One of the ways water reaches Phoenix is through the system of aqueducts, tunnels, pumping plants and pipelines that make up the Central Arizona Project, which brings it from the Colorado River. Candidates for the board of directors of the project are quizzed about their personal water-use habits by The Arizona Republic at election time.
 “Seven years ago, my wife and I moved from a  home with turf grass, front and back, swimming pool and land sprinkling system to a home with total desert landscaping and no swimming pool,” Timothy Bray, a water resource consultant,  responded to the newspaper last fall, citing his conservation credentials.
 But Frank Fairbanks, a retired public administrator, had to sheepishly acknowledge that he had grass. “Unfortunately, like many of our central Phoenix neighbors, we have a green lawn which consumes more water than xeriscape,” he told the paper. (Both were elected.)
Costs of the various approaches vary widely. Desert landscaping saves substantially on water and maintenance, and can be installed on a bare-bones budget or a high-end one, especially if towering saguaro cactuses are involved. Lawn paint lasts about three months before turning an odd shade of blue and costs only a couple of hundred dollars for a modest lawn, although the grass still needs to be watered so that it will not die out entirely.
Plastic grass, probably the costliest option at the outset, still varies in price depending on how close to natural it looks and feels. Watering and trimming costs disappear, though occasional sweeping may be necessary.
 The great divide between grass people and desert people can sometimes even divide an Arizona family.
“We’re seeing a trend away from grass,” said Rodney Glassman, who got his Ph.D. in arid land resource sciences at the University of Arizona. He introduced legislation while serving on the Tucson City Council requiring new commercial buildings to collect and reuse rainwater and promoting the reuse of some water in new homes.

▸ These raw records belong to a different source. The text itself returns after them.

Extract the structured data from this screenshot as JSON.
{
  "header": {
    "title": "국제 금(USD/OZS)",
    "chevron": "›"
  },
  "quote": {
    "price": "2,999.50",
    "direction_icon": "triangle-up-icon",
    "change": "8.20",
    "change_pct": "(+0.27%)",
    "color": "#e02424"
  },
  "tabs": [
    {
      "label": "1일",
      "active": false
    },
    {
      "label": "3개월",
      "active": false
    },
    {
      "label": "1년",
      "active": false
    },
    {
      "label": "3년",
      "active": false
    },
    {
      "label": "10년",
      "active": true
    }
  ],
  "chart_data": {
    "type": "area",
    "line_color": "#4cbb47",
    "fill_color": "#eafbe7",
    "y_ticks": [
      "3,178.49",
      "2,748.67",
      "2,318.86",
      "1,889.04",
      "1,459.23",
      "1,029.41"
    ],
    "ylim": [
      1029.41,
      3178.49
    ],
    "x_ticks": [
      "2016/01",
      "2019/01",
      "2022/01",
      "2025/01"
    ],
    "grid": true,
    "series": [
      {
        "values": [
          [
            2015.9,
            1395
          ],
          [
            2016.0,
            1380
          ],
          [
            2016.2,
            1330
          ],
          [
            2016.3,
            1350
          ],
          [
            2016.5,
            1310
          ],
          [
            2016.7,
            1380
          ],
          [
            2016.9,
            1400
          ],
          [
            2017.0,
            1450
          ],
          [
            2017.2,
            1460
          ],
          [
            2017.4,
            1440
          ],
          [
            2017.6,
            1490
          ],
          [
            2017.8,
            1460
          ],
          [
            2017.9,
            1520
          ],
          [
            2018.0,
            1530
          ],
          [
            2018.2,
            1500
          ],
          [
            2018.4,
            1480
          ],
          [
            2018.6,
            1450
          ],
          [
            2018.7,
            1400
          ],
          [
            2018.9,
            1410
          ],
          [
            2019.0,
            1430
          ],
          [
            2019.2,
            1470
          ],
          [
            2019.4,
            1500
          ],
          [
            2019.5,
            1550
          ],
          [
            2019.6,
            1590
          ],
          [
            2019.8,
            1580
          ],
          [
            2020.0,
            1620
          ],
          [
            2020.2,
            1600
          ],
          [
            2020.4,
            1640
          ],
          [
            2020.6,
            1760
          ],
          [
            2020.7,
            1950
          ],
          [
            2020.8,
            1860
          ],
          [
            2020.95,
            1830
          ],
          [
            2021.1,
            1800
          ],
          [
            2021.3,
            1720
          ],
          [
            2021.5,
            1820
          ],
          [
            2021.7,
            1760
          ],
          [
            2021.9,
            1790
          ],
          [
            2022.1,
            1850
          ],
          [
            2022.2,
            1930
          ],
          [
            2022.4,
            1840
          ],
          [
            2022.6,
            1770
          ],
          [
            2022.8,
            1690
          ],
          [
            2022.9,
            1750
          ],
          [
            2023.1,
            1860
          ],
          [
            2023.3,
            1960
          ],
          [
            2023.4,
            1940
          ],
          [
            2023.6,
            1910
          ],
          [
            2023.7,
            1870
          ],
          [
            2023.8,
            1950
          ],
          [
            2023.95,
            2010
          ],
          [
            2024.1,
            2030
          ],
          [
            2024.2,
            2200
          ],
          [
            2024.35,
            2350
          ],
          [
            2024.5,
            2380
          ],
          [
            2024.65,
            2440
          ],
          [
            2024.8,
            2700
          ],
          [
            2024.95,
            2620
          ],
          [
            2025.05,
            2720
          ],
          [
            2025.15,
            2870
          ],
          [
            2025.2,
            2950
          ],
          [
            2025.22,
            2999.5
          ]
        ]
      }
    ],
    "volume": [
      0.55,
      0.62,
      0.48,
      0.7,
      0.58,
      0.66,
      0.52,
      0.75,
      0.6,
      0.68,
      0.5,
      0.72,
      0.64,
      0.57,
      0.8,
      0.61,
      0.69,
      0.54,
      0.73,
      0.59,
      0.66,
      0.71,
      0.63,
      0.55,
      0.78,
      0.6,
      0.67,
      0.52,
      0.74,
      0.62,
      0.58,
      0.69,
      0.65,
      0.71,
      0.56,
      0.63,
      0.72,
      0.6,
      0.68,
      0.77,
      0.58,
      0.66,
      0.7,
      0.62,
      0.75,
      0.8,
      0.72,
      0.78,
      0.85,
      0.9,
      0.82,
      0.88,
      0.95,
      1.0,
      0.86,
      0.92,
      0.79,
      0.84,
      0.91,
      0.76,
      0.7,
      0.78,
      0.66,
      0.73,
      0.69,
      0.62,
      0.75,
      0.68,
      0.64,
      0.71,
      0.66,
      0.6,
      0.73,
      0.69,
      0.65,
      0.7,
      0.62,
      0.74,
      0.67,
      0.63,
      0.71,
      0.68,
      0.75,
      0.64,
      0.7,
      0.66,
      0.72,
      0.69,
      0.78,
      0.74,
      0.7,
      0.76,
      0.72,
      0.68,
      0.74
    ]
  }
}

Mr. Glassman said he prefers desert landscaping but his wife, Sasha, prefers grass, so they did what married couples do and compromised with a bit of both at their Tucson home. At the residence they are renting in the Phoenix area, where his wife recently got a job, he said, “there’s a patch of grass in the back, but it’s a small patch.”
Marty Campisi, who runs Desert Oasis Landscape Design and Concepts in Phoenix, has desert in his backyard and promotes the natural approach, reminding customers that many municipalities offer financial incentives to those who convert from grass. “The ones who want lawns are mostly the ones with kids,” he said. “I tell them that children can play in a desert landscape, as long as you stay away from anything with thorns.”
As for painting the grass, Mr. Campisi does not even bring that up. “It’s crazy,” he said. “It’s putting a Band-Aid on the situation.”
Salvador Rodriguez contributed reporting.